In spite of all the biological properties discussed above, it remains unresolved if Aurora kinase A is a true oncogenic driver in human cancers. As noted above, the Aurora A locus at 20q13 is frequently amplified as part of large chromosomal amplicons, or even the entire arm or chromosome copy number is increased. The relationship of the Aurora copy number and its kinase activity to the sensitivity to its specific inhibitors is presently unknown. The Aurora gene copy number may have differential interaction with the treatment drugs. Suggestively, in some studies, a higher level of AURKA expression was noted in low-grade, less aggressive tumors [212, 226]. Alternatively, increased AURKA gene copy number may be an oncogenic driver, but simultaneously render cells more susceptible to chemotherapy owing to enhancement of a “mutator phenotype” [237] associated with abnormal cell divisions and genomic instability in cells with hyperactive Aurora A kinase.
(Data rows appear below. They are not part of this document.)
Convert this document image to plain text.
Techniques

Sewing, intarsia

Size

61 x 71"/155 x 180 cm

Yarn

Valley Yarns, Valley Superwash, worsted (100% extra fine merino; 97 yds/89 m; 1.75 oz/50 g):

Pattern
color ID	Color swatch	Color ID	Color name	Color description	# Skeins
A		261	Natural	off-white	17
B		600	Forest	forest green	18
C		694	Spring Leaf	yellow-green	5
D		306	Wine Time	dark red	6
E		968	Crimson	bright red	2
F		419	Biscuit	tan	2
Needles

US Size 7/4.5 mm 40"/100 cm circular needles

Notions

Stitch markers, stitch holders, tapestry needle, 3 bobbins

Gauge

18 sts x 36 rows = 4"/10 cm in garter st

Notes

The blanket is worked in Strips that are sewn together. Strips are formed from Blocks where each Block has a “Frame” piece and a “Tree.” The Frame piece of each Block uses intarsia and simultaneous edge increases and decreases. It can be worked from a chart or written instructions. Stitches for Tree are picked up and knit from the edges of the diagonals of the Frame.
Abundant preclinical data provide support for combining Aurora A inhibitors with a wide variety of existing agents targeting the Aurora A partners and effectors discussed above, or with less specific antimitotic agents such as microtubular poisons or ionizing radiation [238]. For the last possibility, one rationale is based on the known activity of Aurora A in enhancing tumor radioresistance [239] through p53 phosphorylation and increased Akt activity [171, 181]. In practice, inhibition of Aurora A sensitizes cancer cells to radiation therapy (RT), even in tumors such as head and neck carcinomas that contain p53-inactivating mutations [163]. Moving further afield, we have previously identified synergy in combining inhibitors targeting Aurora A and members of core proliferation and survival pathways such as EGFR [240] and SRC [196]; EGFR and SRC inhibition each independently enhance RT. Future strategies may combine Aurora A inhibition with EGFR inhibitors such as cetuximab or SRC inhibitors such as dasatinib to improve clinical efficacy. If there is one consistent lesson emerging from the field of systems biology, it is that inhibition of a single target, no matter how promising, is likely to be insufficient for cancer therapy except in the most unusual cases.